Total may also, if they were more observant, have noticed that many of their workers have been employed as forced labour, as they claim they didn't realise this. How can you not know when your workforce is part of a forced labour scheme controlled by the military? Didn't it seem strange that no applicants for jobs ever seemed to come for interviews? Or maybe they did, and the transcript of every one reads: "So why do you want to come and work for Total?"
"Because if I don't I'll be shot and dumped in a quarry."
"Aah, I see. We've had quite a lot say that this morning. Well I must say your CV seems rather impressive – forced to work on a railway, forced to work on a General's palace, forced to dig graves, I'd say you'll fit in rather well but I'll let you know in due course. Next."
It's also part of Total's contract in Burma that all their security staff are to be made available from the army. Did that not strike them as odd? Does this usually happen in democracies? If the Arndale Centre in Ipswich needs a couple of security guards, they tend not to get the 9th regiment of the Royal Fusiliers.
And they might have realised, if they were keeping a vigilant eye on affairs, that the elected leader of the country was under house arrest where she'd been for 13 years. Or maybe the Burmese government told Total that this was an experiment in spreading home-working.
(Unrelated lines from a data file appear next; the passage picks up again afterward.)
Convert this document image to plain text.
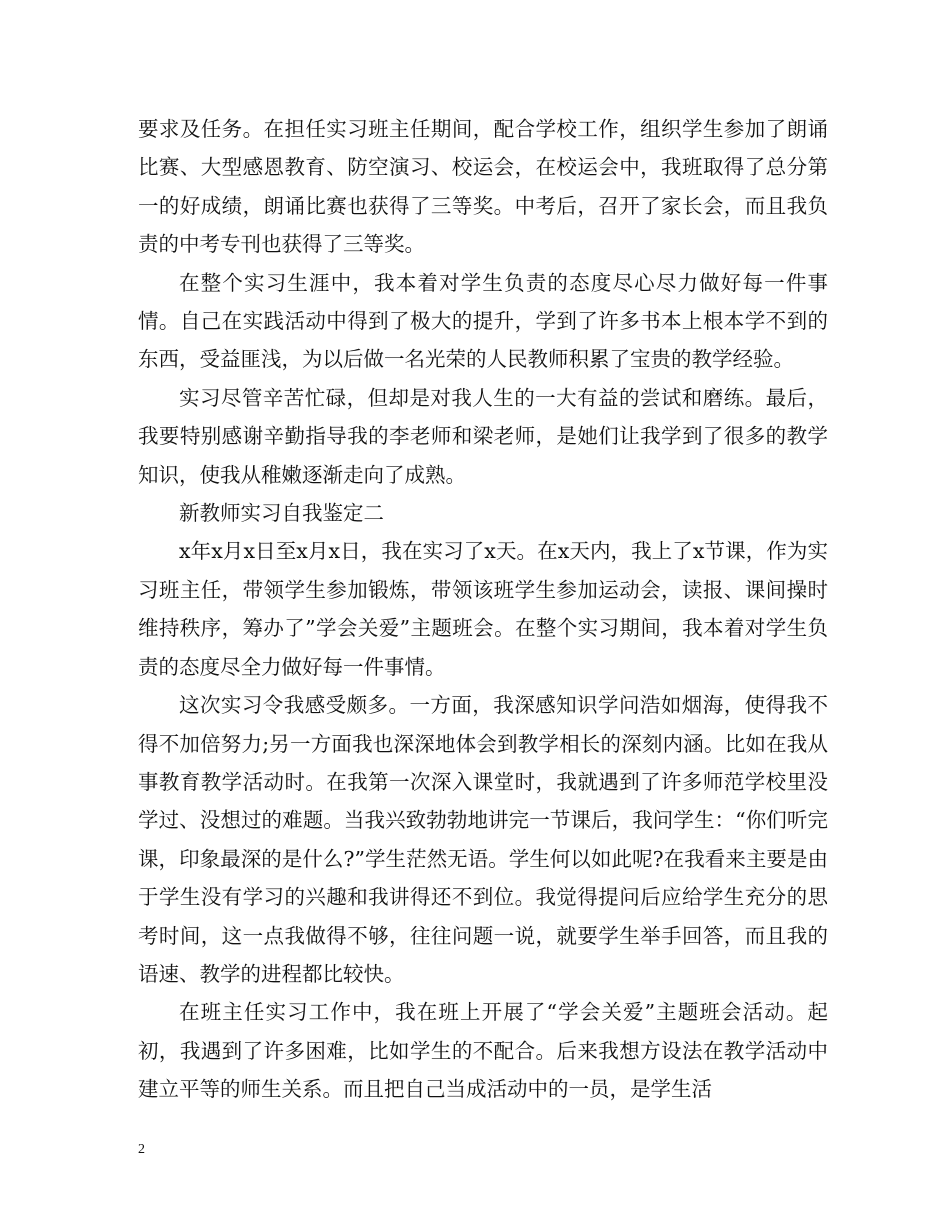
要求及任务。在担任实习班主任期间，配合学校工作，组织学生参加了朗诵比赛、大型感恩教育、防空演习、校运会，在校运会中，我班取得了总分第一的好成绩，朗诵比赛也获得了三等奖。中考后，召开了家长会，而且我负责的中考专刊也获得了三等奖。

在整个实习生涯中，我本着对学生负责的态度尽心尽力做好每一件事情。自己在实践活动中得到了极大的提升，学到了许多书本上根本学不到的东西，受益匪浅，为以后做一名光荣的人民教师积累了宝贵的教学经验。

实习尽管辛苦忙碌，但却是对我人生的一大有益的尝试和磨练。最后，我要特别感谢辛勤指导我的李老师和梁老师，是她们让我学到了很多的教学知识，使我从稚嫩逐渐走向了成熟。

新教师实习自我鉴定二

x年x月x日至x月x日，我在实习了x天。在x天内，我上了x节课，作为实习班主任，带领学生参加锻炼，带领该班学生参加运动会，读报、课间操时维持秩序，筹办了”学会关爱”主题班会。在整个实习期间，我本着对学生负责的态度尽全力做好每一件事情。

这次实习令我感受颇多。一方面，我深感知识学问浩如烟海，使得我不得不加倍努力;另一方面我也深深地体会到教学相长的深刻内涵。比如在我从事教育教学活动时。在我第一次深入课堂时，我就遇到了许多师范学校里没学过、没想过的难题。当我兴致勃勃地讲完一节课后，我问学生：“你们听完课，印象最深的是什么?”学生茫然无语。学生何以如此呢?在我看来主要是由于学生没有学习的兴趣和我讲得还不到位。我觉得提问后应给学生充分的思考时间，这一点我做得不够，往往问题一说，就要学生举手回答，而且我的语速、教学的进程都比较快。

在班主任实习工作中，我在班上开展了“学会关爱”主题班会活动。起初，我遇到了许多困难，比如学生的不配合。后来我想方设法在教学活动中建立平等的师生关系。而且把自己当成活动中的一员，是学生活

2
Because these days with new technology, fewer and fewer jobs require us to go into the office, even if your occupation is international rebel.
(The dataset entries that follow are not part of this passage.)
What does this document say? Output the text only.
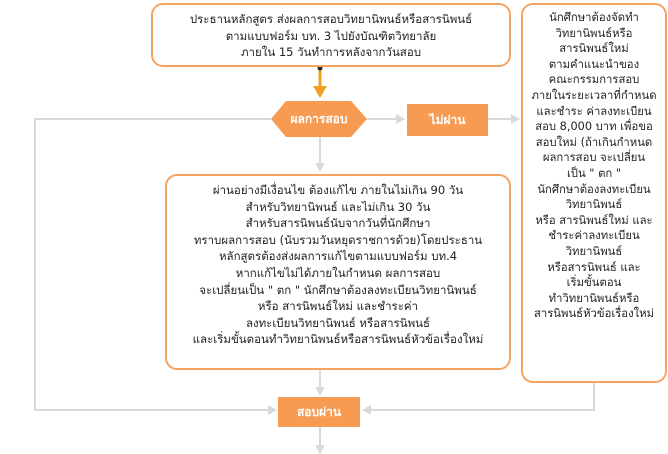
ประธานหลักสูตร ส่งผลการสอบวิทยานิพนธ์หรือสารนิพนธ์
ตามแบบฟอร์ม บท. 3 ไปยังบัณฑิตวิทยาลัย
ภายใน 15 วันทำการหลังจากวันสอบ
ผลการสอบ	ไม่ผ่าน
นักศึกษาต้องจัดทำ
วิทยานิพนธ์หรือ
สารนิพนธ์ใหม่
ตามคำแนะนำของ
คณะกรรมการสอบ
ภายในระยะเวลาที่กำหนด
และชำระ ค่าลงทะเบียน
สอบ 8,000 บาท เพื่อขอ
สอบใหม่ (ถ้าเกินกำหนด
ผลการสอบ จะเปลี่ยน
เป็น " ตก "
นักศึกษาต้องลงทะเบียน
วิทยานิพนธ์
หรือ สารนิพนธ์ใหม่ และ
ชำระค่าลงทะเบียน
วิทยานิพนธ์
หรือสารนิพนธ์ และ
เริ่มขั้นตอน
ทำวิทยานิพนธ์หรือ
สารนิพนธ์หัวข้อเรื่องใหม่
ผ่านอย่างมีเงื่อนไข ต้องแก้ไข ภายในไม่เกิน 90 วัน
สำหรับวิทยานิพนธ์ และไม่เกิน 30 วัน
สำหรับสารนิพนธ์นับจากวันที่นักศึกษา
ทราบผลการสอบ (นับรวมวันหยุดราชการด้วย)โดยประธาน
หลักสูตรต้องส่งผลการแก้ไขตามแบบฟอร์ม บท.4
หากแก้ไขไม่ได้ภายในกำหนด ผลการสอบ
จะเปลี่ยนเป็น " ตก " นักศึกษาต้องลงทะเบียนวิทยานิพนธ์
หรือ สารนิพนธ์ใหม่ และชำระค่า
ลงทะเบียนวิทยานิพนธ์ หรือสารนิพนธ์
และเริ่มขั้นตอนทำวิทยานิพนธ์หรือสารนิพนธ์หัวข้อเรื่องใหม่
สอบผ่าน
Gone are the days when poor old Che Guevara had to go all the way to Cuba and run around mountains to overthrow a government. If he was around now he could do the whole revolution from his lap-top. Not only does this leave the elected Aung San Suu Kyi with more quality time for herself, but think how it cuts down on carbon emissions.
Total insist that their presence in Burma has helped to make the place more liberal, because they've engaged in "constructive engagement" with the regime. That's how to deal with murderers: never mind stopping them, constructively engage with them by helping them out. If only Maxine Carr had thought of this. She could have said, "Instead of whining from the outside about Ian Huntley I decided to constructively engage with him," and by now she'd be in the House of Lords.
And there's another clue about whether they were aware of their part in the military dictatorship. One clause in their deal with the regime reads: "The contract shall be terminated in its entirety if irrefutable evidence is brought that Total is involved willingly with political activities detrimental to the government."
So how could they sign that and not be aware they were making themselves a tool of that government? Maybe their PR person will claim they were all confused by the broker, the same way people signed up for endowment mortgages in the 1980s.
Like every company that makes profits in a vile regime, Total claims that if it pulled out this would hurt the poorest people most. But the opposition in Burma calls for companies to pull out, and they were supported by 82 per cent of the population, in the election the military trampled over.
So Total are in the same position as companies who made millions out of apartheid South Africa, claiming that to pull their business out would hurt black people, despite the fact black people were demanding them to pull out. And when apartheid fell, very few black people said, "Thanks to all those people who helped bring down apartheid by making money out of it. Thank you so much to Shell Oil, and to Cliff Richard and to all the sportsmen who broke our boycott. Our gratitude is with you for ever."
You'd have more respect if they said, "We're making a fortune, so sod the monks. Anyway, they reckon they'll come back as something better so we're doing them a favour."
The Conservatives, like George Bush, can praise and cheer the Burmese opposition, but it's the free market profiteering they idolise that glues the barbarity into place.